Economic Substance Requirements

Effective from 1 January 2019, the Income Tax (Substance Requirements) Order 2018 is applicable to companies resident in the Isle of Man, which provides for the implementation of minimum substance requirements as part of their annual tax return. The law requires companies engaged in the following sectors to demonstrate that they meet minimum substance requirements:

  • Banking;
  • Insurance;
  • Shipping;
  • Fund management ;
  • Financing and leasing;
  • Headquartering;
  • Operation of a holding company;
  • Holding intangible property; and
  • Distribution and service centre businesses.

The substance requirements are extended to the following forms of business:

  • Self-managed funds (schemes), which include corporate fund vehicles that have not appointed an external fund manager. The self-managed funds are required to comply with the substance requirements for accounting years beginning on or after 16 December 2020; and
  • Resident partnerships (including general partnerships, limited partnerships, limited liability companies, and foreign partnerships whose place of effective management is in the Isle of Man). All relevant partnerships carrying on relevant activities are required to comply with the substance requirements for accounting periods beginning on or after 1 July 2021.Under the measures of the law, resident partnerships must satisfy the economic substance test in relation to any relevant activity carried on by or through it for which it has gross income. However, a resident partnership is not required to satisfy the economic substance test in relation to a relevant activity carried on by or through it if:
    • all of the partners in the partnership are individuals who are subject to income tax in the Isle of Man; and
    • during the relevant financial period:
      • the resident partnership is not part of a multinational group; and
      • the resident partnership does not undertake business activities outside of the Isle of Man.

Sector specific substance requirements may vary; however, a company is generally considered to have adequate substance if:

  • The company is directed and managed in the Isle of Man;
  • There is an adequate number of qualified employees in the Isle of Man (whether employed by it or another person and whether on temporary or long-term contracts);
  • It has adequate operating expenditure proportionate to the level of activity carried on in the Isle of Man;
  • It has an adequate physical presence in the Isle of Man; and
  • It conducts core income-generating activity in the Isle of Man.
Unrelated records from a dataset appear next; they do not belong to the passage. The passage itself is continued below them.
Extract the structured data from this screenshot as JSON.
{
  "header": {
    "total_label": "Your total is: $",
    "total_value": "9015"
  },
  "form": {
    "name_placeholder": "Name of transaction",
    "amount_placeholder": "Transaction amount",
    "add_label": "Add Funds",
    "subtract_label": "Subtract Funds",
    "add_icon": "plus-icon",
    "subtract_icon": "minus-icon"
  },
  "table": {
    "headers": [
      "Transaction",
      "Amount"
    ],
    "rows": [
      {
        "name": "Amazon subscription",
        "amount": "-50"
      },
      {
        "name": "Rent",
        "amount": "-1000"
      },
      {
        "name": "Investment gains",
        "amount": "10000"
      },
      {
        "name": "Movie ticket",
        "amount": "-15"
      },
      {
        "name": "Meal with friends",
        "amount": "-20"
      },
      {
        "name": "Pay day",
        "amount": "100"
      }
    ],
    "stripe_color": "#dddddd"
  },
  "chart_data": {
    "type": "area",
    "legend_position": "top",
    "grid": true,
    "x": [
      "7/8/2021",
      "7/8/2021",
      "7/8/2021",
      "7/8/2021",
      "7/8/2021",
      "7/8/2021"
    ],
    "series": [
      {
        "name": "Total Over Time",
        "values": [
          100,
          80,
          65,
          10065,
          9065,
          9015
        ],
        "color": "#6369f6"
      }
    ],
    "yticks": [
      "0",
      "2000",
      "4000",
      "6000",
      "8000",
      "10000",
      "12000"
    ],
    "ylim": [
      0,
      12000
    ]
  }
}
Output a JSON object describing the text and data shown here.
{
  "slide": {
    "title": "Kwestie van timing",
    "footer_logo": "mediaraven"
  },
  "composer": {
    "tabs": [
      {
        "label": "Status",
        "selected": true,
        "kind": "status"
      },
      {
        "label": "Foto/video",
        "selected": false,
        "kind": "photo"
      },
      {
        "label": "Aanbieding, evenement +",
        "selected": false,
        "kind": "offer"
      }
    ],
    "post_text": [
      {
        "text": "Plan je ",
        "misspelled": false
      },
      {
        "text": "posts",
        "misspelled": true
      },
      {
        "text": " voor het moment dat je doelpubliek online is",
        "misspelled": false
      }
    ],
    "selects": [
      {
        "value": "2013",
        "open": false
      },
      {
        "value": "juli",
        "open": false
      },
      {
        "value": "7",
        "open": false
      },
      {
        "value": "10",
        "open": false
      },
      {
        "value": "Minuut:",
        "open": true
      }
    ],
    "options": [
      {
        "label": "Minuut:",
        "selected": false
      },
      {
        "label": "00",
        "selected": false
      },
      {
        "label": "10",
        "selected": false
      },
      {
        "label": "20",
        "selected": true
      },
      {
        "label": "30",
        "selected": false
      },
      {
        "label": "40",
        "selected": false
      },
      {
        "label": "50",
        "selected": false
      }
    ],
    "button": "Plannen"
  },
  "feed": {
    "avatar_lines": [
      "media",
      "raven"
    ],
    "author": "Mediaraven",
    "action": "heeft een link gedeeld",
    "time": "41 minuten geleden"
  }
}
In this regard, the government issued in April 2019 a joint guidance with Guernsey and Jersey on the new substance requirements. The guidance provides an overview of the economic substance requirements, information on the relevant sectors, directed and managed requirements, and other matters. An updated guidance was issued in November 2019 to cover additional sectors (such as insurance, intellectual property, high-risk intellectual property and shipping), update existing guidance on other sections and provide further clarifications on funds, CIGA and other aspects. Additionally, in January 2021, another joint  guidance was issued providing additional guidance on the scope and application of the economic substance legislation regarding partnerships.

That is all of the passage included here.